Air can be compressed quickly in a bicycle pump. If we do this repeatedly, the end of the pump becomes quite warm. We can perform the same process in a cylinder with a piston and put a small piece of tinder in the cylinder. Already after a single quick stroke the tinder is observed to ignite in a flash (Movie 1).

Interpretation
The fact that the tinder ignites tells us that the air has become very hot. This explains why a bicycle pump becomes hot after a few stokes. Heat flows from the hot air through the pump casing into the surroundings.
Why does the temperature of the air rise so dramatically as the result of a quick, strong stroke? After all, there is no fire to heat the air, heat cannot flow from the surroundings into the air (the air is hotter than the surroundings!). So we do not add heat from outside. There could be friction in the air, and indeed there is, but only very little. We can understand this as follows: The compressed air is almost ideally elastic, the volume would be restored if we just let the piston move out again. Since we do not add heat, and since heat is not produced, the quantity of heat (*) of the air stays constant. The temperature of the air rises because its heat is compressed into a much smaller space.

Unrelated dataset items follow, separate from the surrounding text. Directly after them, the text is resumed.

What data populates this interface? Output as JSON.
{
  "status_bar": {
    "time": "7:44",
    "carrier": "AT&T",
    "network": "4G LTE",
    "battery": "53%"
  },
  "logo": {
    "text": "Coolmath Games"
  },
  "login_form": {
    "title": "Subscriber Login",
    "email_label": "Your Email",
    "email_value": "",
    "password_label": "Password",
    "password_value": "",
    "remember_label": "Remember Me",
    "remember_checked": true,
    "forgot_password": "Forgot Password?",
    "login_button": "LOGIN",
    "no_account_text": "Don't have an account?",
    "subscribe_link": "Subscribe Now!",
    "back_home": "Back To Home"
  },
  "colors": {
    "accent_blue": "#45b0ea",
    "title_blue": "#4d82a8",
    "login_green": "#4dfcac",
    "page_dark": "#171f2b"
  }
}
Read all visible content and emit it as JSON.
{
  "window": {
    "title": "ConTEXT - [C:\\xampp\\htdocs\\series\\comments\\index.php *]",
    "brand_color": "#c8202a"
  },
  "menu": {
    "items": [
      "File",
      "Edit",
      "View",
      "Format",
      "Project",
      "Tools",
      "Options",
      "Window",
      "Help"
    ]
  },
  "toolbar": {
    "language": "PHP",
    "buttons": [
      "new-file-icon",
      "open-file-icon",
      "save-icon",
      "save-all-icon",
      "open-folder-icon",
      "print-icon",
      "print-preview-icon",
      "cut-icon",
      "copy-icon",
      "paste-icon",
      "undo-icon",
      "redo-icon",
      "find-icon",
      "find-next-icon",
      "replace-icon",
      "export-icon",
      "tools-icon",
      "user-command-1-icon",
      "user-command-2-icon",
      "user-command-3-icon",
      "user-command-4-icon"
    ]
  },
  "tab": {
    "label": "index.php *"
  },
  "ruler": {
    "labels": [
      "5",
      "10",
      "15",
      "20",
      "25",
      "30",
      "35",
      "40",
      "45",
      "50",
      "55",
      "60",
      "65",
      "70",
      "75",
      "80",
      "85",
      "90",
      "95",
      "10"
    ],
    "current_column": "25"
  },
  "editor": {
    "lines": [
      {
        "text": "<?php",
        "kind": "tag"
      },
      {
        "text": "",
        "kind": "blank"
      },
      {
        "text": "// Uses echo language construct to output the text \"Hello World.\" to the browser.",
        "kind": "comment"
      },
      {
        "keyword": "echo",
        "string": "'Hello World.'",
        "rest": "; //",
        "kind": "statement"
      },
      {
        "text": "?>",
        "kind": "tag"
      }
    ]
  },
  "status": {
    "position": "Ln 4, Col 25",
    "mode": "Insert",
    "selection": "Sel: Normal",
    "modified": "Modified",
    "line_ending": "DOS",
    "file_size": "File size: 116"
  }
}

The example demonstrates that temperature and heat cannot be the same quantity. Here, the quantity of heat stays constant while temperature changes.

(*) Note: The technical term for quantities of heat is entropy. What we call heat, and what is officially called entropy by engineers and physicsist is closely related to what scientisits before 1850 called caloric. When presenting phenomena in terms of standard language, it makes sense to keep using the word heat for what we normally call entropy.